Yoongi menyahut kaos putih longgar dan celana training berwarna biru gelap dengan aksen garis hitam yang sudah di siapkan istrinya pagi-pagi sekali di atas ranjang. Ia membiarkan rambutnya lembab acak-acakan karena sisa keramasnya. “Kenapa tidak membangunkanku sih?” gerutu Yoongi lantas bergegas keluar kamar untuk mencari anak dan istrinya yang sudah tidak ada di dalam kamar.
Weather forecast pada layar ponsel meramal cuaca hari ini akan cerah. Yoongi tidak melihat tanda-tanda kehidupan di dalam rumah setelah keluar dari kamar. Lantas ia keluar rumah, memeriksa sekitar dan menemukan anak kecil di depan teras rumah. “Juyu melihat bibi tidak?” tanya Yoongi masih di depan pintu rumah.
Anak perempuan yang tengah memungut bunga kecil-kecil di dekat pagar rumah itu menoleh, dia stagnan di tempat, bingung ingin lari atau menangis. Lantas Yoongi menghampiri anak yang kira-kira berusia enam tahun itu dan sontak anak itu sangat ketakutan melihat Yoongi. Dia berjongkok masih memegangi bunga-bunga kecil yang ia baru saja pungut.
“Ini Juyu kan?” Yoongi berjongkok agar tubuhnya sepantaran dengan gadis kecil itu. “Tidak usah takut, ini paman Yoongi.” Ucapnya sambil melihat kedua tangan mungil di hadapannya yang tengah memegang bunga. “Ambil saja yang banyak, paman tidak marah kok.” Tersenyum manis sekali
Juyu adalah anak tetangga yang suka bermain dirumah ibu Min. Yoongi jarang pulang ke rumah orang tuanya, sehingga anak itu merasa asing pada sosok Yoongi. “Kau melihat bibi tidak?” tanya Yoongi sambil tersenyum ramah.

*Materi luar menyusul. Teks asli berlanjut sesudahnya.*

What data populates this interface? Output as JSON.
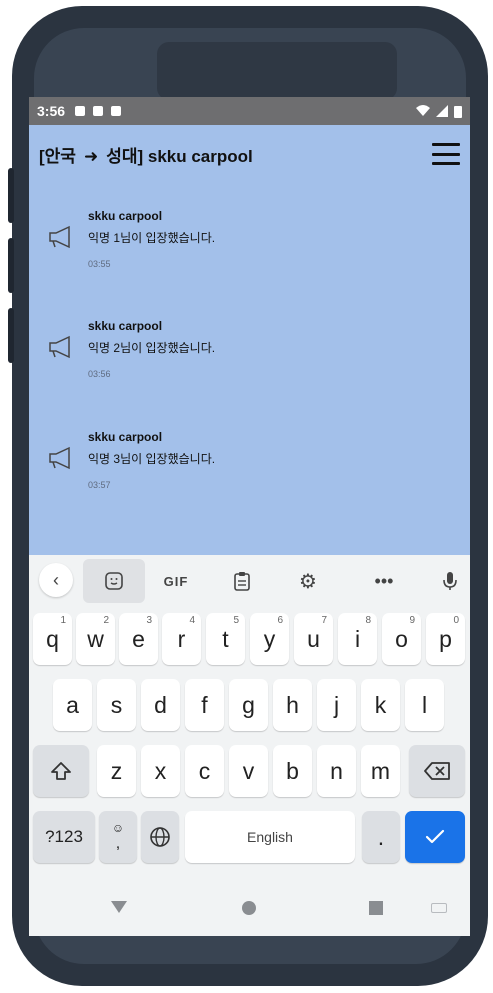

Anak itu sejenak diam sambil berpikir, ia tidak berbicara dan hanya menunjuk satu tangannya ke arah dimana orang-orang yang di cari Yoongi pergi. Yoongi mengangguk paham sambil tersenyum manis sekali sebelum meninggalkan Juyu yang mendongak masih menggenggam bunga di tangannya.Hanya dengan petunjuk arah yang di berikan Juyu, Yoongi langsung tahu dimana keberadaan mereka. Hanya sepuluh menit berjalan, Yoongi sudah sampai di tempat tujuan. Suara gemerincing lonceng tepat di atas pintu setelah papan kayu dibuka menyambut kedatangan Yoongi. Ia segera berlari menuju dapur dan berharap tidak melihat sosok sang istri di antara wajan dan kompor disana. Membayangkannya saja sudah merinding.
“Yoon, tolong aku.”
Mengetahui itu, lantas Yoongi segera menghampiri Minji dan memeriksa semua apa yang di sentuh oleh wanita itu. Benar-benar sangat kacau keadaannya. Selada yang dicacah acak berantakan di atas papan kayu, potongan cabe yang aneh dan ada tumpahan minyak wijen disana. Yoongi memeriksa sup di dalam wajan yang rasanya sulit untuk dicerna lambung. Yoongi menyeruput dengan sendok kecil, air mukanya terlihat gusar.
“Yoon, kau tidak apa-apa kan?” melihat tidak ada reaksi apa-apa pada sang suami akhirnya Minji mengantisipasi untuk menepuk tengkuk Yoongi, “Keluarkan, ayo keluarkan!” masih menepuk.
“Kau memasukkan apa?” ucapnya sangat datar, sedangkan yang ditanya hanya bergeleng.
“Ini rasanya pedas dan panas, juga ada rasa kecutnya.” Yoongi menimang sendoknya, “Kau memasukkan lada terlalu banyak.”
“Aku tidak tahu Yoon, ibumu menyuruhku membuat sup. Dia hanya mengarahkanku untuk memasukkan beberapa bumbu, tapi kan aku tidak paham.”
“Kenapa tidak menolak?”
“Ak-aku malu, menantunya masa tidak bisa masak?” mengulum bibirnya cemberut.
“Menyingkir,” Yoongi segera menambahkan beberapa bumbu dan sedikit air kedalam supnya. Minji hanya memperhatikan bagaimana tangan yang terlihat kekar dengan otot-otot yang melingkari maskulin. Disaat itulah Minji refleks mendongak, memeta Yoongi mulai dari mata, hidung dan bibir tipis berwarna merah muda di sana. Mengamati seberapa berhati-hati sentuhannya, membuat Minji merasakan kelegaan di sana.